New York's Number Seven subway train is nicknamed the "International Express," because it weaves through Queens County, the nation's most ethnically diverse neighborhood, with people from 150 countries living there. Amanda Cassandra has this report for VOA on the train and the many different neighborhoods it travels through.
On its 10-kilometer journey from Times Square, the heart of Manhattan, to the Flushing neighborhood of Queens, the Number Seven train passes by the businesses and establishments of many cultures in about an hour.
Jack Eichenbaum is an urban geographer and lifelong resident of Queens, one of the five boroughs that make up New York City. He says the city has one of the highest immigrant populations in the world, with a majority of those immigrants concentrated in Queens because of its relatively low housing costs and proximity to Kennedy Airport, an international hub.
"Of the population in New York City now, in the last census, which was 2000, 39 percent of the people were foreign born," Eichenbaum said. "That's two out of five people are foreign born, and these are immigrants. Some of them are children, of course, who are going to grow up to be just like everyone else. And they'll speak perfect English and they'll go to school and they'll chew bubble gum and they'll watch the same programs on television. America assimilates young people very quickly. And some are older people who never learn to speak English and will live in areas where there are immigrants like themselves.
Eichenbaum says New York is an attractive destination for many immigrants for a variety of reasons.
"There are three kinds of people who can come in as immigrants. One: People who have family already here and whose family is willing to support them. Two: People who have a desired profession, such as doctors, and of all the immigrants in New York, the Filipinos have the highest wages," he said. "t's mostly the women and it's mostly the nurses. So many female nurses come in from the Philippines where they have an American education system that helps them. Being a former colony of the United States, they speak English. They come in on this preferential treatment for professionals, in this case nursing. The third one is if you bring money, and I think it is something like a $100,000 to start a business, and, therefore, employ other people. And, the star performers of this one are the Koreans. The Koreans more than anybody else are into opening shops and offices and things. That's what they do and that's how they get in here.

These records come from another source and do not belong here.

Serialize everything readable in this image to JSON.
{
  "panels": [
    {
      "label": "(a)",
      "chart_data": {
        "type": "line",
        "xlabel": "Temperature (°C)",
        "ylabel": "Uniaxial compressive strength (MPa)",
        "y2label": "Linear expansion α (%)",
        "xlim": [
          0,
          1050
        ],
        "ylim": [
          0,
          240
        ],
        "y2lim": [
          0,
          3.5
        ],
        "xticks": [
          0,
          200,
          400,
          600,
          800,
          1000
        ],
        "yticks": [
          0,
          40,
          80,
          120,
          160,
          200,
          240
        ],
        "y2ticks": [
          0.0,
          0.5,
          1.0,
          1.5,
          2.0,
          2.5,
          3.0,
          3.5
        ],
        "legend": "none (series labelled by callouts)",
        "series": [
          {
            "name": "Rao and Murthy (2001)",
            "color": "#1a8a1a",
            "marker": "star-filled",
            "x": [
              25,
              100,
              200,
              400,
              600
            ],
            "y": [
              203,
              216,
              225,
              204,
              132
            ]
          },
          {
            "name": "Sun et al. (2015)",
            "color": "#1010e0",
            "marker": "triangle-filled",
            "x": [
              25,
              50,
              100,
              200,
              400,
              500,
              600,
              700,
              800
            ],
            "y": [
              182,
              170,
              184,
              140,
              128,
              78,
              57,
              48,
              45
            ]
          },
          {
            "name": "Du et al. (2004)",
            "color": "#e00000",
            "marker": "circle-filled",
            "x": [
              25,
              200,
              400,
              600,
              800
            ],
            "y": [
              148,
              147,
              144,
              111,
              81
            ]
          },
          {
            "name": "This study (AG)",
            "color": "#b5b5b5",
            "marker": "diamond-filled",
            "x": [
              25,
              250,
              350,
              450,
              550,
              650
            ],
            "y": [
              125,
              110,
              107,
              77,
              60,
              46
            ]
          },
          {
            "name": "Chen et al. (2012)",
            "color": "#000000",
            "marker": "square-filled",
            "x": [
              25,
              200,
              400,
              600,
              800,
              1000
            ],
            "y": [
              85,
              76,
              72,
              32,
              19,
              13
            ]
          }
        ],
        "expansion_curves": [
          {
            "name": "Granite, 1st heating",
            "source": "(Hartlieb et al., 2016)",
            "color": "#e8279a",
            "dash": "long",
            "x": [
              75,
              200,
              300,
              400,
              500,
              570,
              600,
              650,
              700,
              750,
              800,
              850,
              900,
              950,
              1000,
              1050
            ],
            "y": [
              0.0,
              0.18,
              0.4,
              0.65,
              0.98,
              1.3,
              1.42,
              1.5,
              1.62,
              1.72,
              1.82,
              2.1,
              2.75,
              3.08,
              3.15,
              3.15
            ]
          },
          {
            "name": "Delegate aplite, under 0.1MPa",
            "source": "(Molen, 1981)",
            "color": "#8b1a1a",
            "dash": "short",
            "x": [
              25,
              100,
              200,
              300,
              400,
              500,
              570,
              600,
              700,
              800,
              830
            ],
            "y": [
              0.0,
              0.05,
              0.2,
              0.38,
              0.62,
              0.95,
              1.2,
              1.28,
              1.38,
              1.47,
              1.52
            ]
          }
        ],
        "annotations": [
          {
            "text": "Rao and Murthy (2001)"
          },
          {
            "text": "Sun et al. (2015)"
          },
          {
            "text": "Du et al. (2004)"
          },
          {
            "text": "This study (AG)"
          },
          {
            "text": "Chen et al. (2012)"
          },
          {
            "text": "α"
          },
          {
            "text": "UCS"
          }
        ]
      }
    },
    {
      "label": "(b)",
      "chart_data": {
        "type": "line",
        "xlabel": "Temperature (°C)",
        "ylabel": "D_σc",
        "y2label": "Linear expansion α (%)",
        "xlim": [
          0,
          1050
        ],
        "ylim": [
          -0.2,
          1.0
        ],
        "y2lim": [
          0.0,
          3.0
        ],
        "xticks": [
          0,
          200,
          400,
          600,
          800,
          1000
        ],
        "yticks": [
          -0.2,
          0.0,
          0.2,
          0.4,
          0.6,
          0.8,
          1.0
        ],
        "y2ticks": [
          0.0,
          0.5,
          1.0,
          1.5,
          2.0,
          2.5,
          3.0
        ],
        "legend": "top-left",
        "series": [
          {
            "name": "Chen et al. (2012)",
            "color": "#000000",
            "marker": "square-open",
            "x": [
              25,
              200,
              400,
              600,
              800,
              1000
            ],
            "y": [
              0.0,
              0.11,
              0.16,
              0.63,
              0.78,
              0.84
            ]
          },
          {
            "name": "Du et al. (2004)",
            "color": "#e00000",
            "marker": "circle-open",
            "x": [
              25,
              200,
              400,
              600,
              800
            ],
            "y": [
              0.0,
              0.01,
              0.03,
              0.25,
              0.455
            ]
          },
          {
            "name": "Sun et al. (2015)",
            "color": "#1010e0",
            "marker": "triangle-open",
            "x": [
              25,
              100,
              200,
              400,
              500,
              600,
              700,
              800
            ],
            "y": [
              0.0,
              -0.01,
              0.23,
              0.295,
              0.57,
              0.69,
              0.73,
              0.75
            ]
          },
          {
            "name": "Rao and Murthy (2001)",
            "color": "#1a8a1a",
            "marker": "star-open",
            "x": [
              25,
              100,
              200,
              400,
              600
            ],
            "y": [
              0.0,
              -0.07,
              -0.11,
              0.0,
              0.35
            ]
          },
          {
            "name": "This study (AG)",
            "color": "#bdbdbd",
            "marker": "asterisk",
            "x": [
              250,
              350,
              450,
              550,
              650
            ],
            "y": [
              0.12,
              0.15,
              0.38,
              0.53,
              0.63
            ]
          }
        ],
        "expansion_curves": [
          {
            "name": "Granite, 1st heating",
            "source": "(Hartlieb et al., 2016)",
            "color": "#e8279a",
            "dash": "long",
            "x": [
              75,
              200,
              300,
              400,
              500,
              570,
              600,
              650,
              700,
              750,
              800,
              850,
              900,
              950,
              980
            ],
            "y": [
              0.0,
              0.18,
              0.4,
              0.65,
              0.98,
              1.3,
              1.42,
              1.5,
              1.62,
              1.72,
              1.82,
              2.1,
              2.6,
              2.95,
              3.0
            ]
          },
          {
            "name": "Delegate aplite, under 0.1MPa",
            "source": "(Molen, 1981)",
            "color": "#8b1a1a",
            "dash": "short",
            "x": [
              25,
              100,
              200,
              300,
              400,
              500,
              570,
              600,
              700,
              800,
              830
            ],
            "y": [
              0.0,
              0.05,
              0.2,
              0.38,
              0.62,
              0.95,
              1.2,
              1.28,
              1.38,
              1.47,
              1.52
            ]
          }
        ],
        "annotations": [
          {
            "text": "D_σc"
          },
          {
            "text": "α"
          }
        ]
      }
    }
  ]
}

Eichenbaum says the most striking aspect of the Number Seven train's international journey is not the numbers of different cultures it passes or the large number of people - 400,000 - it carries each day, but that somehow everyone seems to get along.
"Indians, Pakistanis and Bangladeshi, they all walk up and down the street and they all shop together," Eichenbaum pointed out. "One of the triumphs of America is how quickly immigrant groups learn to get along with people they hated in the old country. It's amazing that people who were at war with their neighbors in Europe or Asia manage to get along with the same people here, particularly when they need the same kind of products."
Eichenbaum says the Seven train itself is credited with some of the urbanization of Queens, as many immigrants settled near the route of the train, and that, in turn, prompted the development of businesses to serve the borough's increasing population.
Mustafa Ali Hadi, 21, moved to the Jackson Heights neighborhood of Queens from Pakistan. He says, in Pakistan, Jackson Heights is known as a condensed version of Pakistan, with all the comforts of home easily available.
"I heard about Jackson Heights over there," he said. "They said it's like the same thing in Pakistan. They compared it to an area called Lalucade. So, it's cool. We have very good surroundings and nice friends. It's very easy for us to live here, because we don't have a language problem."
Glen Natkins is a lifelong Jackson Heights resident, who has witnessed the area's transformation from an Irish and Italian community to the more diverse ethnic mix it is today. She says she enjoys the area's diversity, as well as the opportunities she now has to taste different kinds of food.
"There are many different restaurants, Hispanic and Indian restaurants," she said. "So, that's very nice to have a taste of their culture. I've gone to Afghan restaurants, Hispanic, Indian and, of course, Italian."
Venturing through the neighborhoods of Queens, visitors will find museums, sculpture gardens, a baseball stadium and a vast park that hosted world's fairs in 1939 and 1964. In the Woodside section of Queens, visitors will discover Irish pubs and German and Turkish restaurants, as well as places of worship that cater to communities from Korea, Latin America and China.
In 2000, the White House designated the Number Seven train a National Millennium Trail, recognizing it as a symbol of the American immigrant experience. It is one of 16 such trails, including the Appalachian Trail and Boston's Freedom Trail, that reflect defining aspects of U.S. history.